I have found it scarily easy to write negatively about Dollhouse but after three episodes it is a failure as far as I am concerned. People say look at the first three episodes of Buffy because they weren’t great but I don’t accept that a series made ten years ago by a first time showrunner can be compared to his fourth series made in a climate that demands it hits the ground running.
So why isn’t it good enough? The dialogue is often heavy-handed. Too many characters say something to Echo that have double meanings that are basically groan-worthy, e.g., Rayna asks if Echo/Jordan was born in a lab or some such clunky thing. Adelle at the end justifies her actions to Lawrence by recapping the episode. Paul’s “we split the atom – we made the bomb” speechifying was a tad obvious.

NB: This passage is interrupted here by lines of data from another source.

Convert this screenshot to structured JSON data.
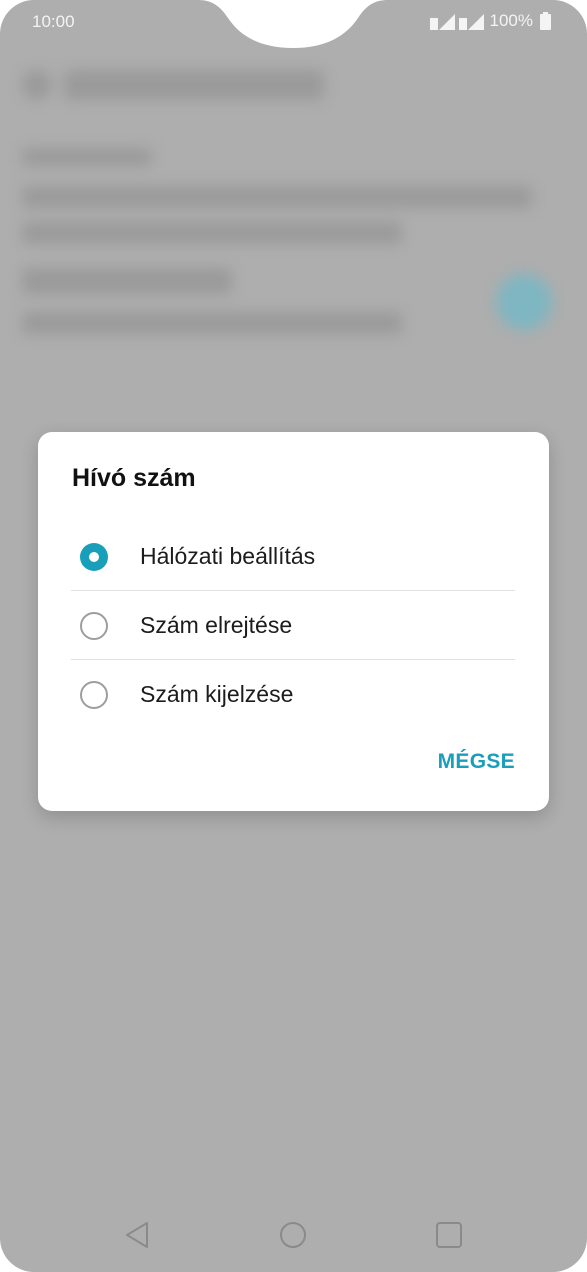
{
  "status_bar": {
    "time": "10:00",
    "battery_percent": "100%",
    "icons": [
      "sim1-signal-icon",
      "sim2-signal-icon",
      "battery-icon"
    ]
  },
  "dialog": {
    "title": "Hívó szám",
    "options": [
      {
        "label": "Hálózati beállítás",
        "selected": true
      },
      {
        "label": "Szám elrejtése",
        "selected": false
      },
      {
        "label": "Szám kijelzése",
        "selected": false
      }
    ],
    "cancel_label": "MÉGSE"
  },
  "navigation": {
    "buttons": [
      "back-icon",
      "home-icon",
      "recents-icon"
    ]
  },
  "colors": {
    "accent": "#1a9fba",
    "scrim": "#aeaeae",
    "dialog_bg": "#ffffff"
  }
}
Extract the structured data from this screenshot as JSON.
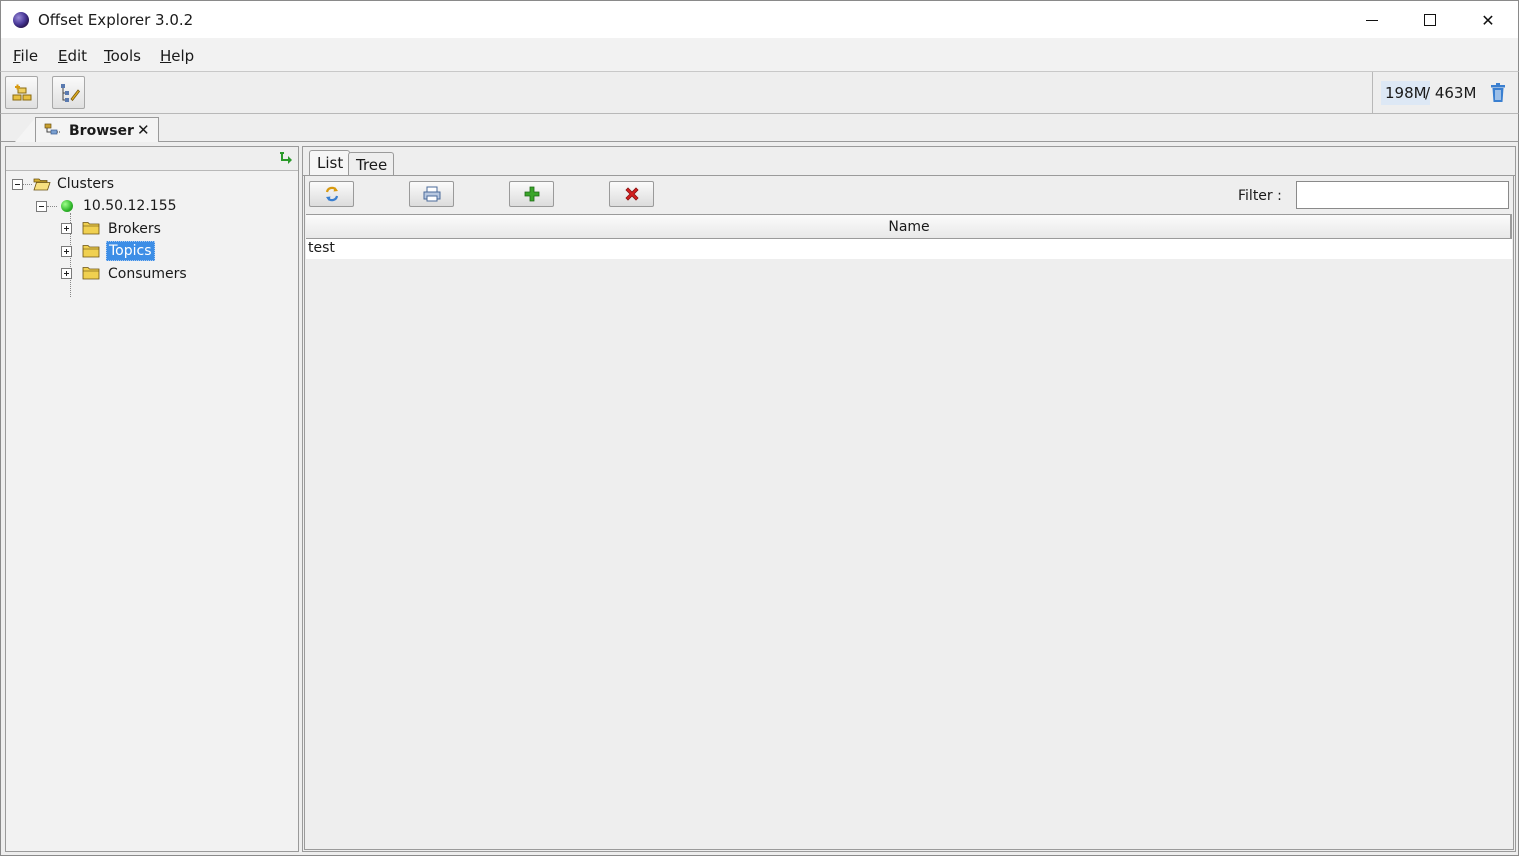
{
  "window": {
    "title": "Offset Explorer  3.0.2",
    "minimize_icon": "minimize-icon",
    "maximize_icon": "maximize-icon",
    "close_glyph": "✕"
  },
  "menu": {
    "items": [
      {
        "mnemonic": "F",
        "rest": "ile"
      },
      {
        "mnemonic": "E",
        "rest": "dit"
      },
      {
        "mnemonic": "T",
        "rest": "ools"
      },
      {
        "mnemonic": "H",
        "rest": "elp"
      }
    ]
  },
  "toolbar": {
    "memory_used": "198M",
    "memory_total": " / 463M",
    "icons": [
      "add-cluster-icon",
      "tree-edit-icon",
      "trash-icon"
    ]
  },
  "doc_tab": {
    "label": "Browser",
    "close": "✕"
  },
  "tree": {
    "root": "Clusters",
    "cluster": "10.50.12.155",
    "children": [
      "Brokers",
      "Topics",
      "Consumers"
    ],
    "selected": "Topics"
  },
  "sub_tabs": [
    "List",
    "Tree"
  ],
  "filter": {
    "label": "Filter :",
    "value": ""
  },
  "table": {
    "column": "Name",
    "rows": [
      "test"
    ]
  },
  "colors": {
    "selection": "#3d8ee6",
    "status_connected": "#2fb52a",
    "delete_red": "#d42020",
    "add_green": "#3aa52a"
  }
}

The acting is inconsistent. I’ve on Eliza Dushku’s side for the last two episodes but her mannered gesticulation spoiled the scene when she confronts the singer in front of the mirror. I am giving her a chance because at some time she will be asked to do something more than act Faith-like (other than the sexy be-suited businesswoman type from “Ghost”). However, it is worrying that the actress who is generally known as not being very good in Neighbours is more convincing and is showing a more effective range (that’s one thing I did like about Sierra/Audra being kidnapped, Dichen Lachman’s performance). Finally, based on the first three episodes, the storylines are unengaging, clichéd and derivative.
Phew, after all that generally incoherent moaning I might try for some positivity. To reiterate, I do like Lachman (and she shares my birthday) and I loved that Lubov was Victor after all. Hopefully, Mellie is still a doll too. The scene between Lubov and Mellie (Old Navy and coffee) was an actual treat with both actors interacting well (and funny dialogue too). I thought Olivia Williams was better in this episode too. I think she will be better as a character if they tone down the haughtiness. And dammit, I am interested in the Dolls’ awakening: the shake of Echo’s head at the end was a great ending.
Of course, I will keep watching and my last three reviews of the series will involve the words “Joss, how did I doubt you?”